Computerization Movements and Technology Diffusion: From Mainframes to Ubiquitous Computing
Edited by Margaret S. Elliott and Kenneth L. KraemerForeword by Suzanne Iacono
"This book is a significant contribution to scholarly study in Social Informatics ... unique in being the largest collection of research papers on CMs to date. ... it shows that CMs greatly influence how people think about computing technologies and therefore help shape the technology adoption decisions of managers and users in organizations, and more broadly within society."
—Dr. Suzanne Iacono, from the foreword
"Computerization movement" (CM), as first articulated by Rob Kling, refers to a special kind of social and technological movement that promotes the adoption of computing within organizations and society. Here, editors Margaret S. Elliott and Kenneth L. Kraemer and more than two dozen noted scholars trace the successes and failures of CMs from the mainframe and PC eras to the current Internet era and the emerging era of ubiquitous computing.

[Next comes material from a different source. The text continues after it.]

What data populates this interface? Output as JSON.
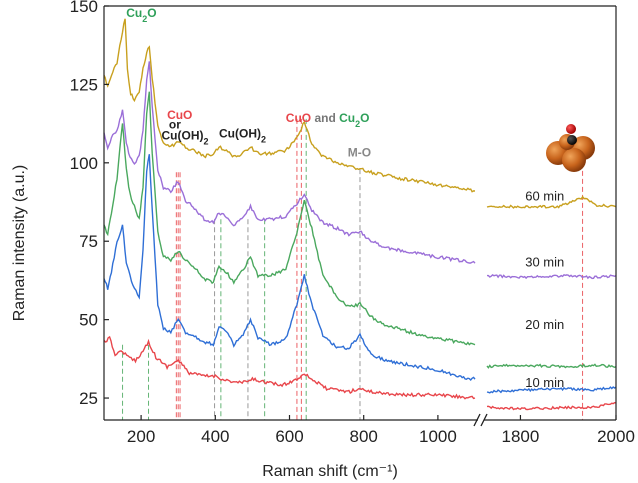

Through theoretical analyses, systematic empirical studies, field-based studies, and case studies of specific technologies, the book shows CMs to be driven by Utopian visions of technology that become part of the "ether” within society, creating a general bias in favor of computing adoption. The empirical studies presented here show the need for designers, users, and the media to be aware that CM rhetoric can propose grand visions that never become part of a reality, and reinforce the need for critical and scholarly review of promising new technologies.